Dave Korn wrote:
> This is now PR40309. Looks almost trivially easy to fix for anyone familiar
> with the structure of the fortran frontend.
Less so for someone like me who has no real clue about fortran internals,
though. I see there are two places in fortran/parse.c that call
main_program_symbol(): either as a result of a PROGRAM statement
case ST_PROGRAM:
if (seen_program)
goto duplicate_main;
seen_program = 1;
prog_locus = gfc_current_locus;
push_state (&s, COMP_PROGRAM, gfc_new_block);
main_program_symbol(gfc_current_ns, gfc_new_block->name);
... or if the code starts with a nameless block:
/* Anything else starts a nameless main program block. */
default:
if (seen_program)
goto duplicate_main;
seen_program = 1;
prog_locus = gfc_current_locus;
push_state (&s, COMP_PROGRAM, gfc_new_block);
main_program_symbol (gfc_current_ns, "MAIN__");
One thing I don't understand is why there is a function
gfc_sym_mangled_function_id() in trans-decl.c that has this code:
/* Main program is mangled into MAIN__. */
if (sym->attr.is_main_program)
return get_identifier ("MAIN__");
Is this something to do with the relationship between fortran symbols and
their mangled assembler equivalents? What happens if we have a named program
section that isn't called "MAIN__"? Won't this return the wrong identifier?

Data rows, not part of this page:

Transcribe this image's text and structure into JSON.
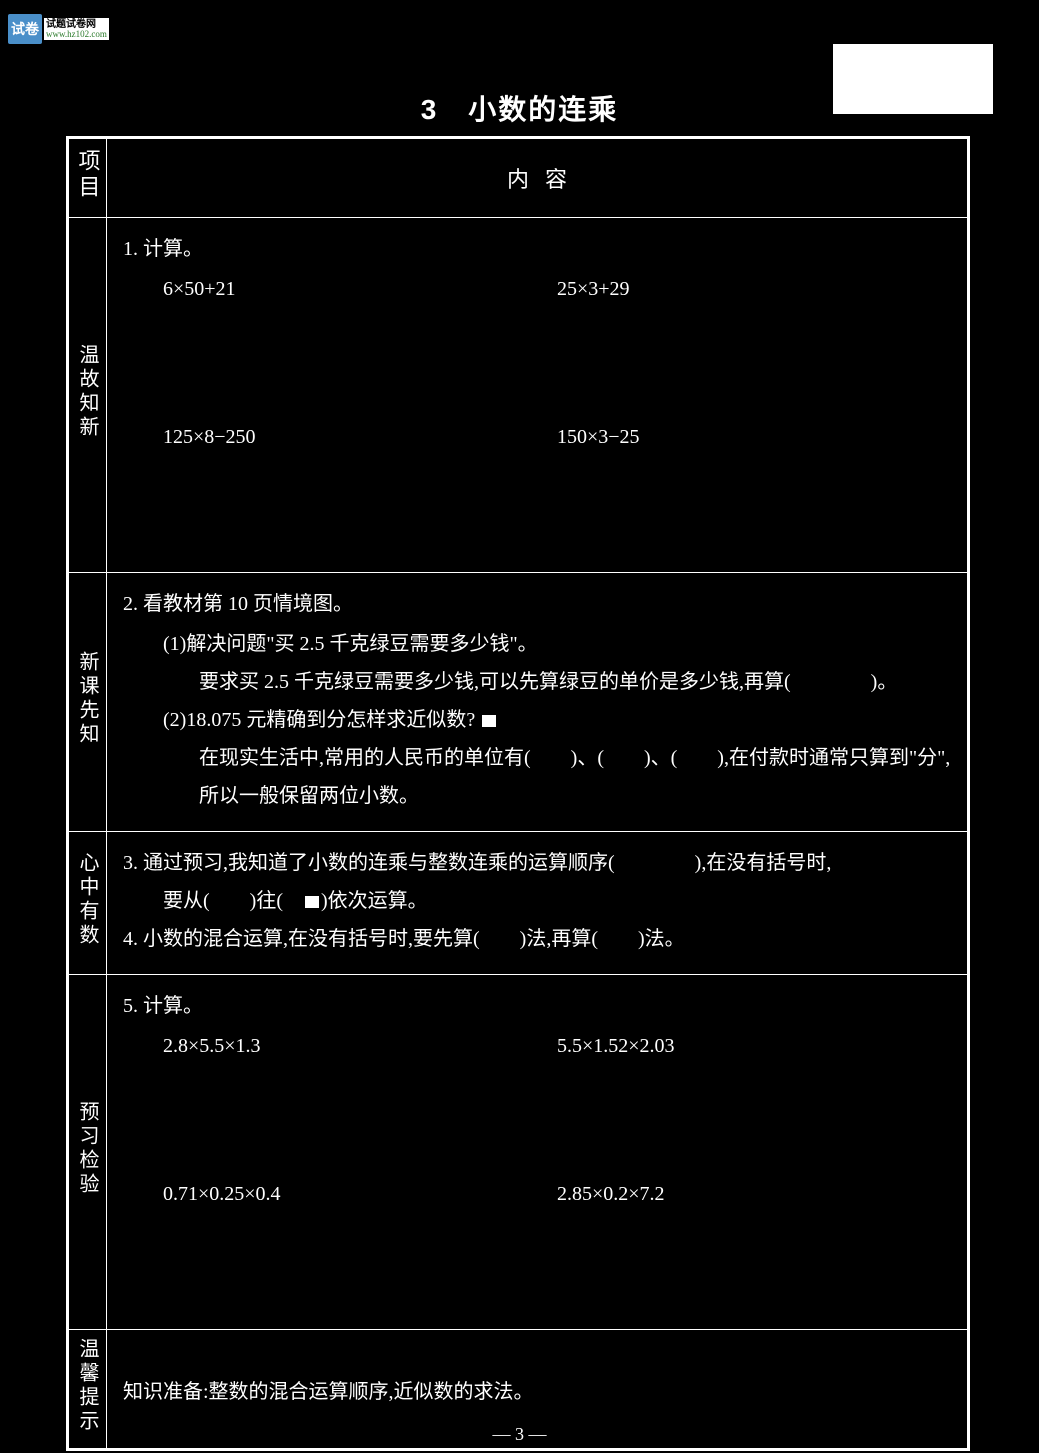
{
  "logo": {
    "box_text": "试卷",
    "cn": "试题试卷网",
    "url": "www.hz102.com"
  },
  "title": "3　小数的连乘",
  "header": {
    "col1": "项目",
    "col2_a": "内",
    "col2_b": "容"
  },
  "section1": {
    "label": "温故知新",
    "q1_title": "1. 计算。",
    "calc": {
      "a1": "6×50+21",
      "a2": "25×3+29",
      "b1": "125×8−250",
      "b2": "150×3−25"
    }
  },
  "section2": {
    "label": "新课先知",
    "q2_title": "2. 看教材第 10 页情境图。",
    "q2_1": "(1)解决问题\"买 2.5 千克绿豆需要多少钱\"。",
    "q2_1_text": "要求买 2.5 千克绿豆需要多少钱,可以先算绿豆的单价是多少钱,再算(　　　　)。",
    "q2_2": "(2)18.075 元精确到分怎样求近似数?",
    "q2_2_text": "在现实生活中,常用的人民币的单位有(　　)、(　　)、(　　),在付款时通常只算到\"分\",所以一般保留两位小数。"
  },
  "section3": {
    "label": "心中有数",
    "q3_text_a": "3. 通过预习,我知道了小数的连乘与整数连乘的运算顺序(　　　　),在没有括号时,",
    "q3_text_b": "要从(　　)往(　",
    "q3_text_c": ")依次运算。",
    "q4_text": "4. 小数的混合运算,在没有括号时,要先算(　　)法,再算(　　)法。"
  },
  "section4": {
    "label": "预习检验",
    "q5_title": "5. 计算。",
    "calc": {
      "a1": "2.8×5.5×1.3",
      "a2": "5.5×1.52×2.03",
      "b1": "0.71×0.25×0.4",
      "b2": "2.85×0.2×7.2"
    }
  },
  "section5": {
    "label": "温馨提示",
    "text": "知识准备:整数的混合运算顺序,近似数的求法。"
  },
  "page_num": "—  3  —",
  "colors": {
    "background": "#000000",
    "text": "#ffffff",
    "border": "#ffffff",
    "logo_bg": "#4a8fc9"
  }
}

It appears that this or something else is causing both functions to have the
same DECL_NAME when they are passed to gimple_expand_cfg() in cfgexpand.c, so
they both get identified as the main function and potentially have static ctor
calls to __main() inserted. This is because the testcase I'm looking at uses
a "program main" directive. The two function decls have different underlying
sym_refs - "MAIN__" vs. "main" - but they both point to the same
IDENTIFIER_NODE, for "main" in their DECL_NAME fields.
I think this is probably an invalid way for the front-end to drive the
mid-end - it's ok when the two functions are semantically the same, as when
C++ clones constructors, but these are actually two entirely different
functions, and in particular, only one of them should cause
expand_main_function to be called. I'd like that to be the real "main"
function, which is where the fortran runtime init gets called, rather than
"MAIN__", which is the user-level main function, because the runtime init
itself might need to use st_printf and that won't work until __main() is
called, but I'm not sure how to disetangle the two now.